7 Causes of Toothache

If you’ve ever experienced a toothache, you know how debilitating it can be. Also known as dental pain, a toothache can range from mild to severe, and it can end quickly or linger for a longer period of time. It can affect people of all ages, and it’s one of the top reasons that dental appointments are made. Sometimes the pain is simply a sensitivity you notice in response to hot or cold liquids or foods; this isn’t necessarily a problem as some people just have sensitive teeth, but if it’s a new experience, you should have it checked out as it may indicate a problem.

Some common causes of toothache include dental trauma, inflammation and complications such as dry socket following an extraction. Whatever is behind the pain, it’s important to treat it so that it doesn’t continue or get worse. Your dentist will check your teeth regularly for soft spots or other indications that teeth may be decaying. It’s important to keep track of any symptoms of toothache and share them with your dentist so that you’re properly treated. Take note of things like when you notice the pain, how long it lasts, whether it’s sharp or dull and anything else you believe may be related. Here are some of the causes of toothache:

1. Tooth Decay

Tooth decay is a common problem that can affect people of all ages and walks of life. From small babies and teens to adults and the elderly, teeth can experience damage in and on their hard surfaces, and that can lead to holes that allow food to become trapped creating further problems. There are a number of causes of tooth decay, but whatever is behind it, it can manifest with a vast array of symptoms including constant pain, fever and toothache. Also known as cavities or dental caries, tooth decay is at a higher risk of developing among those who consume candy and sweet drinks as well as frequent snacks that expose the mouth to bacteria especially if their mouths aren’t cleaned afterward through dental hygiene.

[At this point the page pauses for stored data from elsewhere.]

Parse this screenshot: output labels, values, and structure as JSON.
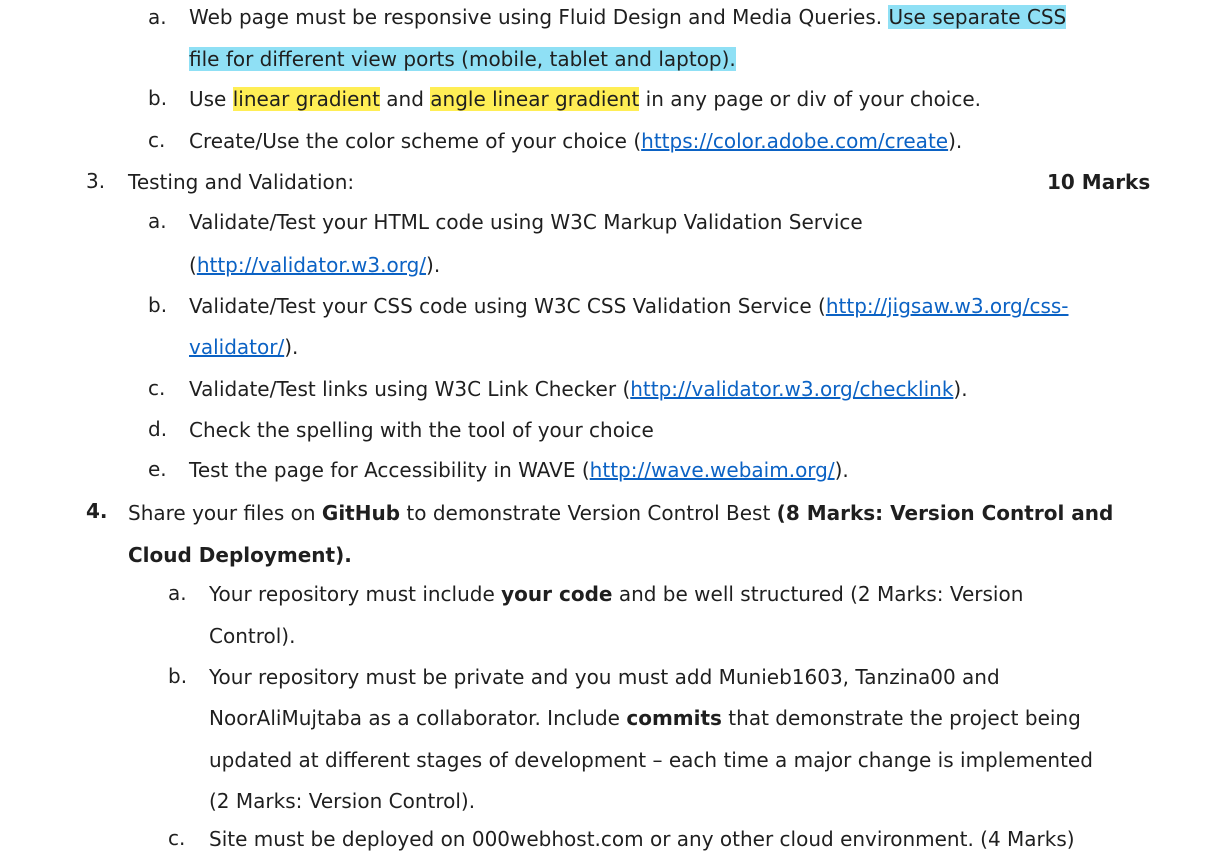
{
  "section2": {
    "a": {
      "label": "a.",
      "text1": "Web page must be responsive using Fluid Design and Media Queries. ",
      "highlight1": "Use separate CSS",
      "highlight2": "file for different view ports (mobile, tablet and laptop)."
    },
    "b": {
      "label": "b.",
      "text1": "Use ",
      "hl1": "linear gradient",
      "text2": " and ",
      "hl2": "angle linear gradient",
      "text3": " in any page or div of your choice."
    },
    "c": {
      "label": "c.",
      "text1": "Create/Use the color scheme of your choice (",
      "link": "https://color.adobe.com/create",
      "text2": ")."
    }
  },
  "section3": {
    "number": "3.",
    "title": "Testing and Validation:",
    "marks": "10 Marks",
    "a": {
      "label": "a.",
      "text1": "Validate/Test your HTML code using W3C Markup Validation Service",
      "open": "(",
      "link": "http://validator.w3.org/",
      "close": ")."
    },
    "b": {
      "label": "b.",
      "text1": "Validate/Test your CSS code using W3C CSS Validation Service (",
      "link1": "http://jigsaw.w3.org/css-",
      "link2": "validator/",
      "close": ")."
    },
    "c": {
      "label": "c.",
      "text1": "Validate/Test links using W3C Link Checker (",
      "link": "http://validator.w3.org/checklink",
      "close": ")."
    },
    "d": {
      "label": "d.",
      "text": "Check the spelling with the tool of your choice"
    },
    "e": {
      "label": "e.",
      "text1": "Test the page for Accessibility in WAVE (",
      "link": "http://wave.webaim.org/",
      "close": ")."
    }
  },
  "section4": {
    "number": "4.",
    "text1": "Share your files on ",
    "github": "GitHub",
    "text2": " to demonstrate Version Control Best ",
    "bold1": "(8 Marks: Version Control and",
    "bold2": "Cloud Deployment).",
    "a": {
      "label": "a.",
      "text1": "Your repository must include ",
      "bold": "your code",
      "text2": " and be well structured (2 Marks: Version",
      "line2": "Control)."
    },
    "b": {
      "label": "b.",
      "line1": "Your repository must be private and you must add Munieb1603, Tanzina00 and",
      "line2a": "NoorAliMujtaba as a collaborator.  Include ",
      "line2bold": "commits",
      "line2b": " that demonstrate the project being",
      "line3": "updated at different stages of development – each time a major change is implemented",
      "line4": "(2 Marks: Version Control)."
    },
    "c": {
      "label": "c.",
      "text": "Site must be deployed on 000webhost.com or any other cloud environment. (4 Marks)"
    }
  }
}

The damage of tooth decay is permanent and must be treated as early as possible to ensure the best results. The longer your teeth aren’t treated, the more likely you are to have damage that extends deeper into the tooth as well as the surrounding areas. If you visit your dentist regularly and practice good oral hygiene habits, you’ll be able to keep an eye out for the development of decay and treat it accordingly.